We see stolen credentials time and time again for MS 365. The 2021 Verizon Data Breach Investigations Report shows that 61% of breaches involved credentials. It is not if, but when… Without training and without multi-factor authentication, this WILL happen. If you need assistance with this process, we are here to help: Contact Us
Imagine an attacker having full access to your mailbox. What sensitive information lives there? What relationships can they begin to understand (and exploit)?
Signs of a compromised mailbox
- Contacts emailing you about messages you don’t recognize
- Newly created folders
- Newly created rules
- Suspicious activity such as items showing up in ‘Sent’
Attackers often cover their tracks by deleting their activity, however you will often be aware when legitimate mail contacts return puzzled responses to the originally compromised mailbox.
See Microsoft’s article for full details, however a summary has been provided below. Understand that the compromised mailbox cannot be used as communication method for response since the attacker will be privy to this communication.
- Reset the account password
- Enable MFA if not in place
- Remove any suspicious forwarding configuration
- Remove any suspicious rules
- Unblock sending functions if necessary
What did the attacker do? Who did the attacker communicate with? Was information stolen? Do you have any legal obligations to report the incident? Once the mailbox has been secured, there are several ways to begin to understand the impact of the compromise.
- Review the mailbox ‘Sent Items’ with the end user. Some attackers will delete correspondence to cover their tracks, however this is not always the case. You can notify recipients and inform them of the current situation. Additionally, you might be able to determine whether or not data has been exfiltrated.
- Review account sign-in activity
- Review mailbox audit logs
Reviewing Mailbox Audit Logs – Detail
If you do not perform this activity on a regular basis, this overview can help you get started. Be certain to conduct all of this activity from a trusted, known-good administrative system. You’ll need a system with PowerShell to begin. We recommend PowerShell 7.

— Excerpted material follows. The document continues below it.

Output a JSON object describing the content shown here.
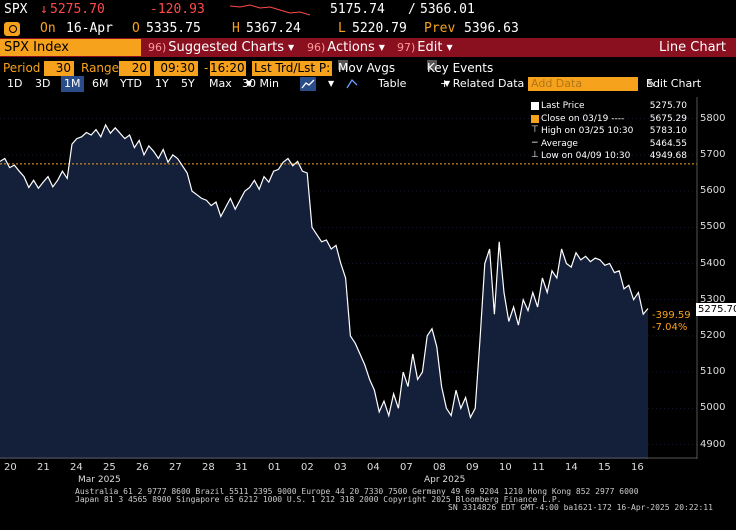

- Microsoft has published a PowerShell script to simplify the gathering of logs. Visit: https://docs.microsoft.com/en-us/office365/troubleshoot/audit-logs/mailbox-audit-logs
- You will need this script saved to a file on your system. Copy the script contents and save it to a .ps1 file somewhere to use later.
- Download and install PowerShell 7: https://docs.microsoft.com/en-us/powershell/scripting/install/installing-powershell?view=powershell-7.2
- Install the Exchange Online PowerShell Module: https://docs.microsoft.com/en-us/powershell/exchange/exchange-online-powershell-v2?view=exchange-ps
- Import the Exchange Online Management module
- Connect to Exchange Online: https://docs.microsoft.com/en-us/powershell/exchange/connect-to-exchange-online-powershell?view=exchange-ps
- You should be presented with a browser and MS 365 login prompt. A Global Admin typically has necessary permission, however RBAC detail can be found here: https://docs.microsoft.com/en-us/powershell/exchange/find-exchange-cmdlet-permissions?view=exchange-ps
- Test your connection by viewing your receipts; you should see recipients in your organization
- Now you are ready to run the audit log search script you created earlier. Start by finding the alias of the mailbox you would like to investigate. For example, if you are investigating a user named “Bob” run the following (this will show users with the letters “bob” anywhere in their name. Use the Alias when running the script.
- Run the script
- You should now have a .csv file in the directory the script was run
- Open with your spreadsheet tool of choice, and you can format as a table to begin filtering.
- Important information has been indicated in the screenshot below. You can use IP address lookup tools (Cisco Talos is great) to identify suspicious clients. Typically attackers will log in via OWA, so the ClientInfoString will indicate what type of client was utilized. You are looking for things you wouldn’t reasonably expect to see. Logins from different IP address that are geographically distant (Impossible Travel; being in New York and San Fransisco only minutes apart). Folder paths can provide detail on what items were impacted. Operations can indicate actions that took place.
This article provides a high-level overview of the response and investigation process. Certain factors may influence your ability to run the mailbox log search script. For example, logging must be enabled for the mailbox. This is now the default, but some legacy tenants/mailboxes might not have logging enabled. Additionally, logs are retained for 90 days.
Further, incident response includes more than securing the account and moving on. You must understand any legal or contractual requirements for incident reporting.